Samstag, 1. Juli 2017





























P.S. Walter, wie du bereits bemerktest: Die Söhne und Töchter der Warlords sind eben für manche eine besonders begehrte Beute. Ich ergänze wieder: Und sei es, um sich in die Netze der Nachfahren einzuschleichen. Und nun ist es Zeit für die Profis, denen ich jetzt das Feld überlasse. Auf dem Filmmaterial in Ehrenfeld ist deutlich genug von mir zu hören, dass ich auf dem Arm des Herrn - unten im Bild - im Bett liege und links in meinem Ohr ist dabei deutlich ein Rauschen zu hören. Mein Kommentar war, dass ich offenbar auf einem kleinen Kraftwerk liege. Aber nicht nur der Notarzt wird uns sicher noch genaueres dazu sagen. Oder besser: Wird den Profis sagen, was das war. "Du bist in meinem Armen eingeschlafen". Deutlich formuliert und noch einmal wiederholt ist ebenfalls dieser Satz auf dem Filmmaterial. Ja, Geschichte. Und wohl auch in internen Akten. Denn von mir stammt dieser Hinweis nicht. Dieser Satz ist eine Anspielung auf den Tod von Trude Fieser. Die in den Armen meiner Großmutter starb. Was sie mir auch so gesagt hatte. Und nicht nur Kollegen im Revier Duisburg wissen wohl um diese Geschichte.
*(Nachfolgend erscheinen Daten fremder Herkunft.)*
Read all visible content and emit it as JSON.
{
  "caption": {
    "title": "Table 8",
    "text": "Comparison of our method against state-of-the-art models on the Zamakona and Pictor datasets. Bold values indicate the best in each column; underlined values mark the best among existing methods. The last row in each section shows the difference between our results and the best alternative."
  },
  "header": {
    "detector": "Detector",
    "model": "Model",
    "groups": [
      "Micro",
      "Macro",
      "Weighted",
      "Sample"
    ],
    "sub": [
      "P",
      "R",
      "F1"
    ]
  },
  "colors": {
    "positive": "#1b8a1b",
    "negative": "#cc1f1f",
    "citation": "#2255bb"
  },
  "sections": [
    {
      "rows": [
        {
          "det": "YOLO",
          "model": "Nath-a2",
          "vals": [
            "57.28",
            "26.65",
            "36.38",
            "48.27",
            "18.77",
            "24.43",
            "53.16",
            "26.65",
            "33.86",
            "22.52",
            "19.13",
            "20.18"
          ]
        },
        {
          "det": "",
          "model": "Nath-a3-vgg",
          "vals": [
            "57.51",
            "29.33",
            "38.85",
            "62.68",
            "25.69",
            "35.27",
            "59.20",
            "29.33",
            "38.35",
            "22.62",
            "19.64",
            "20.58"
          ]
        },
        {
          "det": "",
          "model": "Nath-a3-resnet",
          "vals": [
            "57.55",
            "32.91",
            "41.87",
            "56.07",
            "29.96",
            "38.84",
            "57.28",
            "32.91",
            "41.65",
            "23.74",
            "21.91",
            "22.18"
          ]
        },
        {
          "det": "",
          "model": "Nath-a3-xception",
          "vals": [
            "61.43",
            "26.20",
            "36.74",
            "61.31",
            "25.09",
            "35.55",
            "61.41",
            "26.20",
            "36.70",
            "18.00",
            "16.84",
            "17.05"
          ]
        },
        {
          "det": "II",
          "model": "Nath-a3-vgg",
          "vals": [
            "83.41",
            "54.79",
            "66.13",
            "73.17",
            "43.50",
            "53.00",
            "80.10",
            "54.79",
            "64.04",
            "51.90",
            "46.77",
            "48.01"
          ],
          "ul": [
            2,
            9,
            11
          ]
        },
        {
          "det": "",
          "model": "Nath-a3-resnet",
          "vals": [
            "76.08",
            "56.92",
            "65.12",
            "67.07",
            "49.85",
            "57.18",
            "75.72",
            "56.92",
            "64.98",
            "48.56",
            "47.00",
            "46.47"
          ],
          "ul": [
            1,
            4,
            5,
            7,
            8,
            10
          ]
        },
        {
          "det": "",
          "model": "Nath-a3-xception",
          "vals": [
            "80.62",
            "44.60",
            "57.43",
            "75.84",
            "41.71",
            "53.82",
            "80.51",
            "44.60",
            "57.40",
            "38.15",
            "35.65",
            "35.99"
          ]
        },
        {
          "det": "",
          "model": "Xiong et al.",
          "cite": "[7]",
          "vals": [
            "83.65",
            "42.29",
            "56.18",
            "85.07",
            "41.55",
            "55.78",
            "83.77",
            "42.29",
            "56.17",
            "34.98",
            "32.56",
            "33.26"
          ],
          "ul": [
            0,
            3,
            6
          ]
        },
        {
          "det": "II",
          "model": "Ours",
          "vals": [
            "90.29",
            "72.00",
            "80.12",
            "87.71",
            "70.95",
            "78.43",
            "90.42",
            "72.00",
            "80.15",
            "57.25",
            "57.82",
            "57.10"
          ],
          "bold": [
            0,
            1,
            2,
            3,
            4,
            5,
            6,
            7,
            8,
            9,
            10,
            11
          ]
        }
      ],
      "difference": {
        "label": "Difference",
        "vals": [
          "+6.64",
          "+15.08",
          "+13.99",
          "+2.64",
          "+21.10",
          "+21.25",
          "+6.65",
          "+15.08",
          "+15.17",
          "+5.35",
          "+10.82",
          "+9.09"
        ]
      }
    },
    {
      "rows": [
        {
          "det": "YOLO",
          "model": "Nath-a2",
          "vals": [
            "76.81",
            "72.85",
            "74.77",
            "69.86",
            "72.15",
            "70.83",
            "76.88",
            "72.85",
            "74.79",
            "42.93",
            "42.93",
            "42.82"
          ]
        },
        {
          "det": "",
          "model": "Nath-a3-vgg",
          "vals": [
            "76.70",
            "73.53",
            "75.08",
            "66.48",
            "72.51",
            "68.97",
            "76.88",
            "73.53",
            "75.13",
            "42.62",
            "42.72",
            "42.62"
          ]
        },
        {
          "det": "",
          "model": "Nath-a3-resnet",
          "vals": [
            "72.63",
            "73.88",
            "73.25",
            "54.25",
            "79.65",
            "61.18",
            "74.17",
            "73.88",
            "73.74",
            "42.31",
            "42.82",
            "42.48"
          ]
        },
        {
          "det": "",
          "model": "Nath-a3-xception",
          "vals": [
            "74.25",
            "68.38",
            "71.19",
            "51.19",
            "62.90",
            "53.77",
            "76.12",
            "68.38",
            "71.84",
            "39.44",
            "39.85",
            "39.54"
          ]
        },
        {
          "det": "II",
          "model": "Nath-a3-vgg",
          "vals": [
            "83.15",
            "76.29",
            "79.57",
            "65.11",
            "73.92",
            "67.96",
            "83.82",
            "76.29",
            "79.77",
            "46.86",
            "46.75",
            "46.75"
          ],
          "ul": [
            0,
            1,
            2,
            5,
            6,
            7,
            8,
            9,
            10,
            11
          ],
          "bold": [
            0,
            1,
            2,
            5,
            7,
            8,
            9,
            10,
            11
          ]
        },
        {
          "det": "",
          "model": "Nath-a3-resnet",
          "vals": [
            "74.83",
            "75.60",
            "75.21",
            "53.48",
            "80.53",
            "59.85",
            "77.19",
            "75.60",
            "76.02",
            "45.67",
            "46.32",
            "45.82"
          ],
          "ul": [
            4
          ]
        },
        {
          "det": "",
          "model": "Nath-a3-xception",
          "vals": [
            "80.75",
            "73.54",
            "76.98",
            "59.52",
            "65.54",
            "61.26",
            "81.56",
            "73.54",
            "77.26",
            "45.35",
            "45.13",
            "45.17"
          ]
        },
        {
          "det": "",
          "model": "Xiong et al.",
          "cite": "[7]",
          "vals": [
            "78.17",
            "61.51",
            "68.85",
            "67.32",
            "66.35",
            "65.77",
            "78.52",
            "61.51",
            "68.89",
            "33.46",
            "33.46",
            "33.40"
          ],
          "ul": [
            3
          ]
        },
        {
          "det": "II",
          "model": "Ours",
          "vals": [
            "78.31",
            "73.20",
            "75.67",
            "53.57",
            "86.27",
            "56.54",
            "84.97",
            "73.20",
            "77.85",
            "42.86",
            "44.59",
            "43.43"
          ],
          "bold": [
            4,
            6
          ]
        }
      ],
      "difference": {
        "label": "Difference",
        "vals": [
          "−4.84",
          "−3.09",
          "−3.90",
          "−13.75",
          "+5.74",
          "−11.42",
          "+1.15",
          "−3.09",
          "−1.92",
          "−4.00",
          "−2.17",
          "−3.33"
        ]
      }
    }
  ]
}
Ja, die Netze der Nachfahren. Einiges steht wahrscheinlich in den historischen Akten. Wie gesagt. Und einiges wohl eher nicht. Wer starb eigentlich eher? Beispielsweise so schön symbolisch dargestellt auf dem Bild der beiden Boxer? Von August Sander aus den 30ern? Mein Nachname ist eigentlich ein anderer. Mein Nachname ist von dem, der wohl auch das schützende Internat in Attendorn bezahlt hat, und aus dessen Fenster die beiden Jungs dann sprangen, nachdem die SS schließlich auch in dieses Haus vorgedrungen war. Und nun verlinke ich noch einmal auf die Pinnwand "Little People". Dort steht auch ein Ausschnitt des Bildes von Gustav Klimt, Der Lebensbaum. Und ein Bild meiner Großmutter. Im Sessel sitzend, gekleidet in ein rotes Strickkostüm mit halbem rotem Ärmel. Unter der kreisrunden Lampe und neben der Heizung hält sie ihre Enkel im Arm.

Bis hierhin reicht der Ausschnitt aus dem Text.